Since API usage is priced per token, longer contexts directly translate to higher costs. Keeping the context concise and relevant is therefore not just good for performance, but also for your budget.
What Causes Context Bloat
Context can get filled up for several reasons, often without the user realizing it. For coding tasks, one common cause for context bloat is including irrelevant rules or instructions. Including instructions for a backend task when working on the frontend can confuse the model, as explained by a developer from Cline.
Having too many tools from MCP servers can also quickly increase context size. For example, the popular MCP server Playwright contains 21 tools, each with its own definition and instructions.
With the help of newly released /context
command in Claude Code, we can see that a single Playwright MCP server can consume over 11.7k tokens, while the built-in tools consume 11.6k tokens.

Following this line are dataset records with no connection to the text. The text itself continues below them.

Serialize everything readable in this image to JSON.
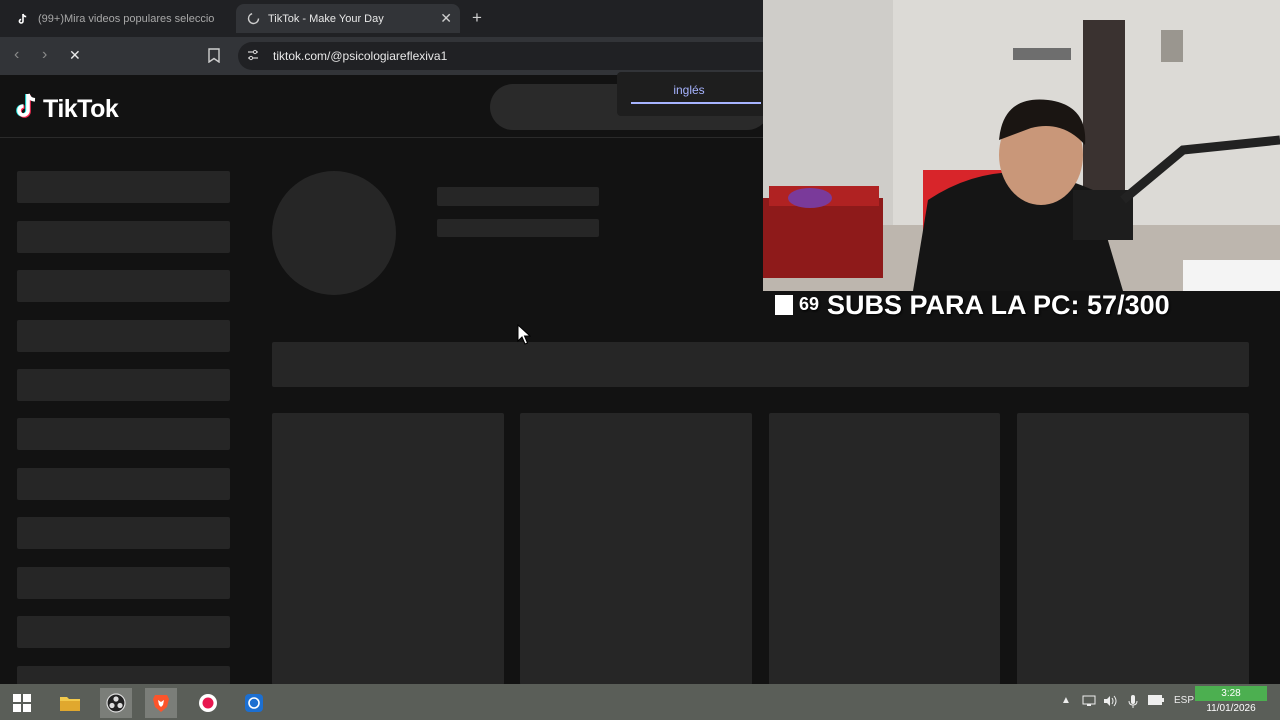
{
  "browser": {
    "tabs": [
      {
        "label": "(99+)Mira videos populares seleccio",
        "favicon": "tiktok-icon"
      },
      {
        "label": "TikTok - Make Your Day",
        "favicon": "loading-icon"
      }
    ],
    "url": "tiktok.com/@psicologiareflexiva1"
  },
  "page": {
    "logo_text": "TikTok",
    "language_option": "inglés"
  },
  "overlay": {
    "sub_count": "69",
    "goal_text": "SUBS PARA LA PC: 57/300"
  },
  "taskbar": {
    "language": "ESP",
    "time": "3:28",
    "date": "11/01/2026",
    "icons": [
      "windows-start-icon",
      "file-explorer-icon",
      "obs-icon",
      "brave-icon",
      "app-icon",
      "app-icon"
    ]
  },
  "colors": {
    "accent_link": "#a7b4ff",
    "page_bg": "#121212",
    "skeleton": "#262626"
  }
}
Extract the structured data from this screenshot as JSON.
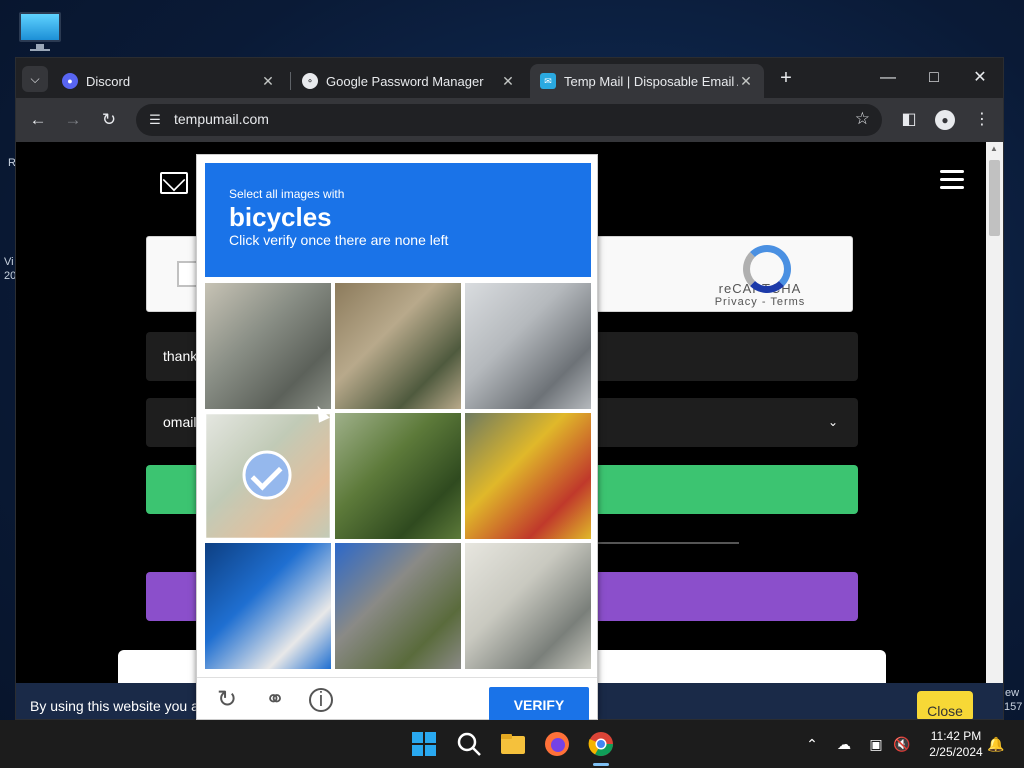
{
  "desktop": {
    "edge_text_left": [
      "R",
      "Vi",
      "20"
    ],
    "edge_text_right": [
      "ew",
      "157"
    ]
  },
  "browser": {
    "tabs": [
      {
        "title": "Discord",
        "favicon_color": "#5865f2",
        "active": false
      },
      {
        "title": "Google Password Manager",
        "favicon_color": "#e8eaed",
        "active": false
      },
      {
        "title": "Temp Mail | Disposable Email A",
        "favicon_color": "#2aa9e0",
        "active": true
      }
    ],
    "url": "tempumail.com"
  },
  "page": {
    "recaptcha_brand": "reCAPTCHA",
    "recaptcha_links": "Privacy - Terms",
    "field1_value": "thank",
    "field2_value": "omail",
    "cookie_text": "By using this website you a",
    "cookie_close": "Close"
  },
  "challenge": {
    "line1": "Select all images with",
    "keyword": "bicycles",
    "line3": "Click verify once there are none left",
    "verify_label": "VERIFY",
    "selected_tiles": [
      3
    ],
    "tiles": [
      {
        "desc": "bench-walkway",
        "colors": [
          "#8a8f86",
          "#5c615a",
          "#c7c3b5"
        ]
      },
      {
        "desc": "bicycle-alley",
        "colors": [
          "#b8a98b",
          "#4f5a3e",
          "#8c7b5c"
        ]
      },
      {
        "desc": "parked-bicycles",
        "colors": [
          "#b5b9bd",
          "#6d7277",
          "#d9dcdf"
        ]
      },
      {
        "desc": "person-on-bicycle",
        "colors": [
          "#8fa07c",
          "#d08a4a",
          "#cfd3c8"
        ]
      },
      {
        "desc": "palm-plants",
        "colors": [
          "#5d7a3a",
          "#2f4a1f",
          "#9fb08a"
        ]
      },
      {
        "desc": "yellow-bus",
        "colors": [
          "#e0b82a",
          "#c0392b",
          "#6e7a60"
        ]
      },
      {
        "desc": "blue-bike-frame",
        "colors": [
          "#1f6fd1",
          "#e8e8e8",
          "#0d3f82"
        ]
      },
      {
        "desc": "road-curve",
        "colors": [
          "#8a8a86",
          "#5a6b3c",
          "#2c68c9"
        ]
      },
      {
        "desc": "bicycle-shelter",
        "colors": [
          "#c9c9c0",
          "#7a7f7a",
          "#e7e6df"
        ]
      }
    ]
  },
  "taskbar": {
    "time": "11:42 PM",
    "date": "2/25/2024"
  }
}
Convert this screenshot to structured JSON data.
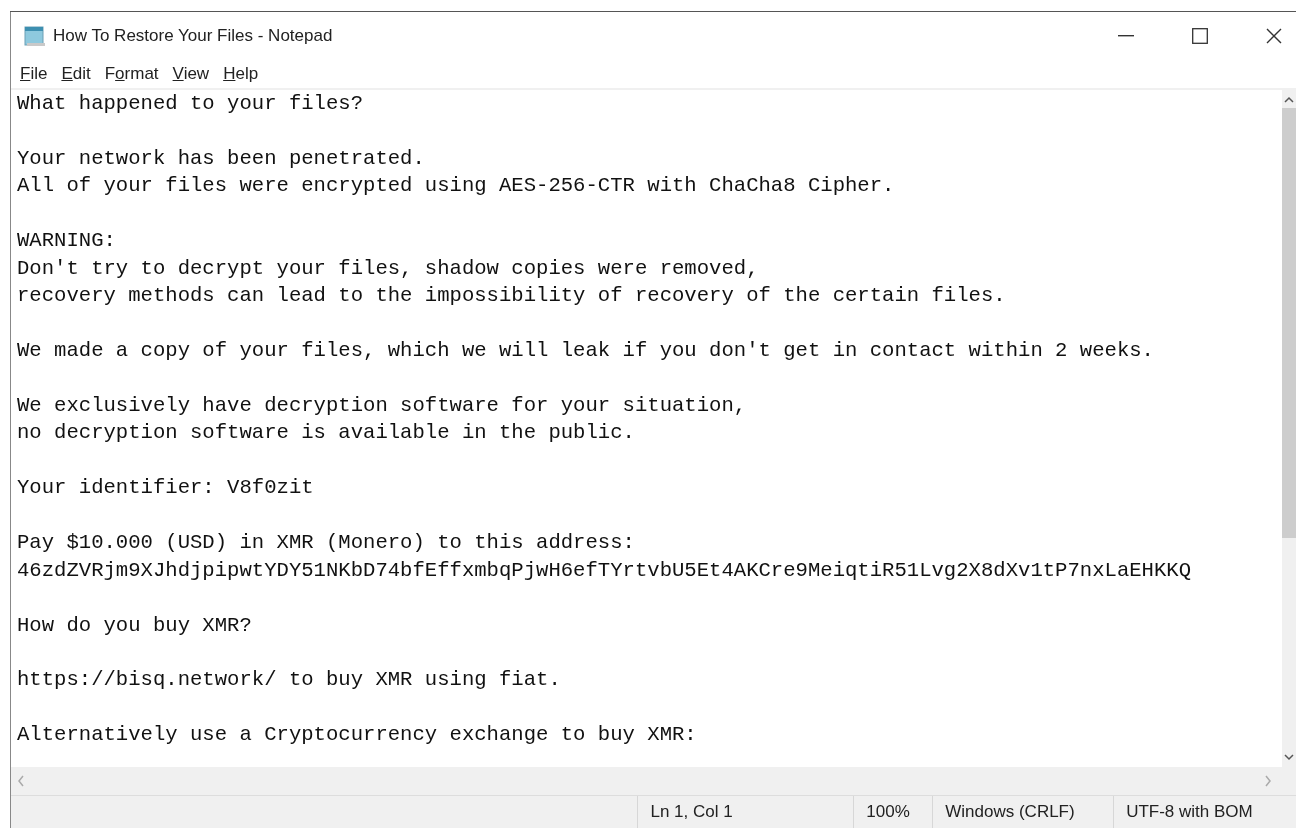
{
  "window": {
    "title": "How To Restore Your Files - Notepad"
  },
  "menu": [
    {
      "label": "File",
      "second_letter_underlined": false
    },
    {
      "label": "Edit",
      "second_letter_underlined": false
    },
    {
      "label": "Format",
      "second_letter_underlined": true
    },
    {
      "label": "View",
      "second_letter_underlined": false
    },
    {
      "label": "Help",
      "second_letter_underlined": false
    }
  ],
  "document": {
    "paragraphs": [
      [
        "What happened to your files?"
      ],
      [
        "Your network has been penetrated.",
        "All of your files were encrypted using AES-256-CTR with ChaCha8 Cipher."
      ],
      [
        "WARNING:",
        "Don't try to decrypt your files, shadow copies were removed,",
        "recovery methods can lead to the impossibility of recovery of the certain files."
      ],
      [
        "We made a copy of your files, which we will leak if you don't get in contact within 2 weeks."
      ],
      [
        "We exclusively have decryption software for your situation,",
        "no decryption software is available in the public."
      ],
      [
        "Your identifier: V8f0zit"
      ],
      [
        "Pay $10.000 (USD) in XMR (Monero) to this address:",
        "46zdZVRjm9XJhdjpipwtYDY51NKbD74bfEffxmbqPjwH6efTYrtvbU5Et4AKCre9MeiqtiR51Lvg2X8dXv1tP7nxLaEHKKQ"
      ],
      [
        "How do you buy XMR?"
      ],
      [
        "https://bisq.network/ to buy XMR using fiat."
      ],
      [
        "Alternatively use a Cryptocurrency exchange to buy XMR:"
      ]
    ]
  },
  "status_bar": [
    "Ln 1, Col 1",
    "100%",
    "Windows (CRLF)",
    "UTF-8 with BOM"
  ]
}
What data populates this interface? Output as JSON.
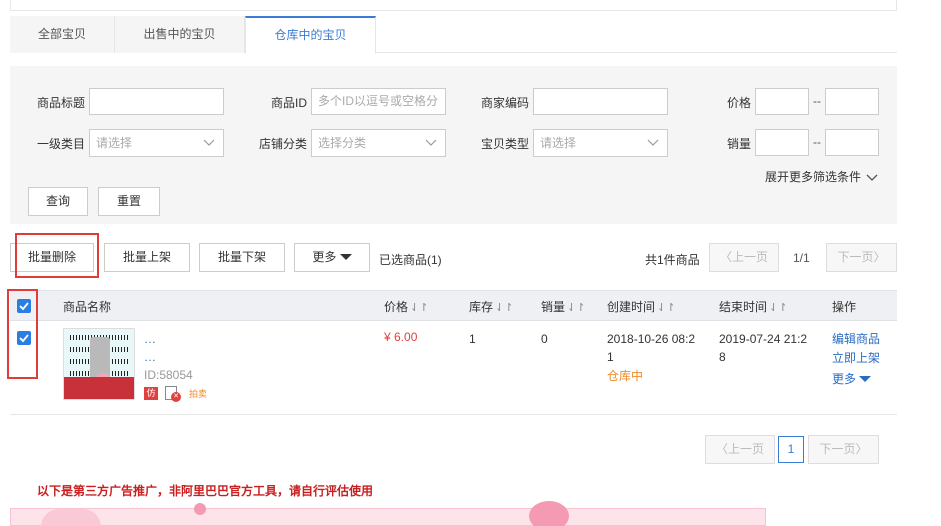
{
  "tabs": [
    "全部宝贝",
    "出售中的宝贝",
    "仓库中的宝贝"
  ],
  "filter": {
    "title_label": "商品标题",
    "id_label": "商品ID",
    "id_placeholder": "多个ID以逗号或空格分",
    "code_label": "商家编码",
    "price_label": "价格",
    "category_label": "一级类目",
    "category_value": "请选择",
    "shop_cat_label": "店铺分类",
    "shop_cat_value": "选择分类",
    "type_label": "宝贝类型",
    "type_value": "请选择",
    "sales_label": "销量",
    "range_sep": "--",
    "more": "展开更多筛选条件",
    "query_btn": "查询",
    "reset_btn": "重置"
  },
  "actions": {
    "batch_delete": "批量删除",
    "batch_on": "批量上架",
    "batch_off": "批量下架",
    "more": "更多",
    "selected": "已选商品(1)",
    "total": "共1件商品",
    "prev": "上一页",
    "next": "下一页",
    "page": "1/1"
  },
  "table": {
    "headers": {
      "name": "商品名称",
      "price": "价格",
      "stock": "库存",
      "sales": "销量",
      "created": "创建时间",
      "end": "结束时间",
      "ops": "操作"
    },
    "rows": [
      {
        "name": "…",
        "name_line2": "…",
        "id": "ID:58054",
        "tag_fang": "仿",
        "tag_paimai": "拍卖",
        "price": "¥ 6.00",
        "stock": "1",
        "sales": "0",
        "created_line1": "2018-10-26 08:2",
        "created_line2": "1",
        "status": "仓库中",
        "end_line1": "2019-07-24 21:2",
        "end_line2": "8",
        "op_edit": "编辑商品",
        "op_list": "立即上架",
        "op_more": "更多"
      }
    ]
  },
  "bottom_pager": {
    "prev": "上一页",
    "page": "1",
    "next": "下一页"
  },
  "ad_note": "以下是第三方广告推广，非阿里巴巴官方工具，请自行评估使用",
  "colors": {
    "accent": "#3a7bd5",
    "price": "#e0413f",
    "status": "#f08a2b",
    "highlight": "#e23b3b"
  }
}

Another simple cause of context bloat is reusing the same chat session for multiple, unrelated tasks. This clutters the conversation history with irrelevant information from previous tasks. The model must then sift through this old context, which can negatively affect its focus on the current problem.
How to Manage Context Effectively
The key to managing context is understanding what is in it. In tools like Claude Code, you can use the /context
command to see a breakdown of your current token usage of the context window.
If you see memory files taking up too many tokens, consider removing irrelevant rules from your CLAUDE.md
or AGENTS.md
file. Keep it concise and relevant.
Some tools like Claude Code supports directory-level rules or memory files. For example, if your repository has frontend code inside frontend
directory, you can place CLAUDE.md
specific for frontend tasks in a frontend
directory. This will only be loaded when the model is working on frontend tasks in that directory.
If you see tools from MCP servers taking up too many tokens, be selective about which MCP servers you enable. If a MCP server is not needed for your current task, consider disabling it to free up context space.
Another important tip is to start a new session for each new task, clearing the current context window. This ensures the context contains only relevant information, preventing the model from getting confused by previous, unrelated conversations.
Tools like 16x Eval are designed to help developers and researchers run systematic evaluations of LLMs. You can use it to test how different models perform with different prompts, or varying context lengths.
This allows you to understand a model's effective context length and refine your context engineering strategy for your specific needs.